Begitu di kamar mandi ditatapnya nanar pantulan dirinya yang tampak sangat mengenaskan. Lingkaran hitam di bawah mata, mata yang terlihat bengkak, dan penampilang yang begitu mengenaskan. Ia tersenyum, lalu senyum itu berubah menjadi tawa pilu yang keluar diiringi oleh air mata yang jatuh menemani tawanya. Ia menertawakan kebodohannya.
“Apa yang kau perjuangkan selama ini, Mira?” kata hatinya menghinanya, membuatnya merasa begitu kerdil, “inikah cinta yang kau sombongkan? Cih ... lihatlah Mira. Dia nggak pernah mencintaimu. Hanya kamu yang tenggelam sendiri dalam kebodohan itu,” lanjut kata hatinya yang semakin marah melihat kekacauan pada wajahnya.
“Aku mencintainya,” ucap Almira lirih pada pantulan dirinya.

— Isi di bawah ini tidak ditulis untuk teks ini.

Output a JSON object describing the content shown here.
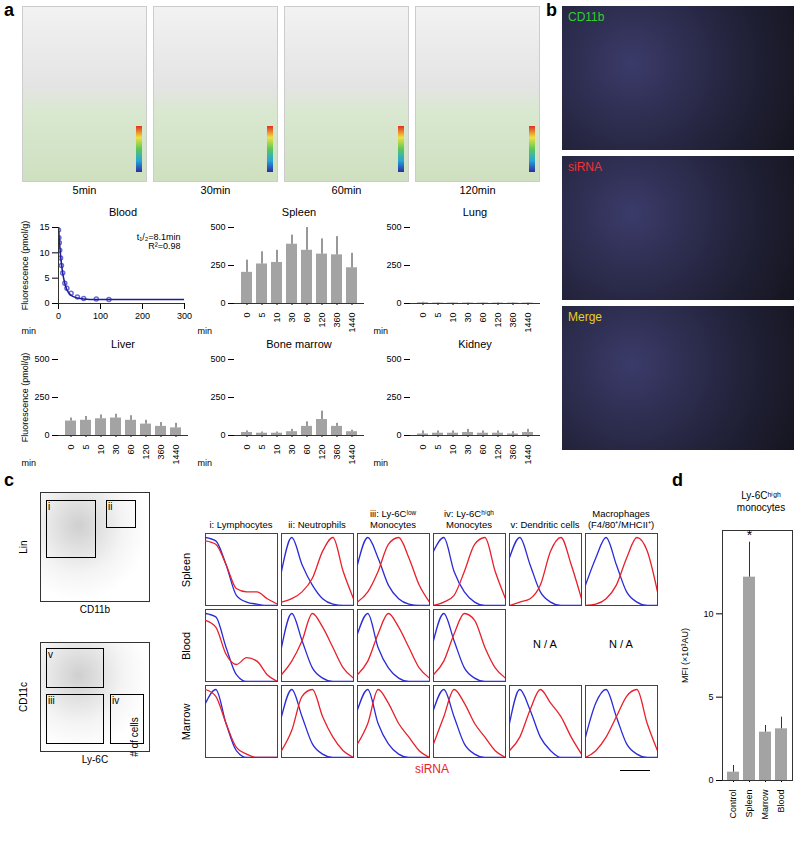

“Dasar bodoh! Apa kau tahu artinya cinta? Apa menyiksa diri seperti ini dinamakan cinta? Martabatmu telah diinjak-injak, Mira! Dia telah mengkhianatimu dan menghancurkan istana yang telah kalian bangun bersama. Bangunlah Mira!” suara hati Almira lagi-lagi memberontak, tak mau menyetujui kebodohan Almira yang ia sebut sebagai cinta.
Almira mengangguk. Ya, mungkin ini saatnya ia terbangun dari indahnya dongeng tentang cinta. Ini saatnya sadar, jika memang tak ada lagi cinta di antara mereka. Mungkin, sejak awal memang tak pernah ada rasa itu. Mereka hanya dua orang yang saling membutuhkan.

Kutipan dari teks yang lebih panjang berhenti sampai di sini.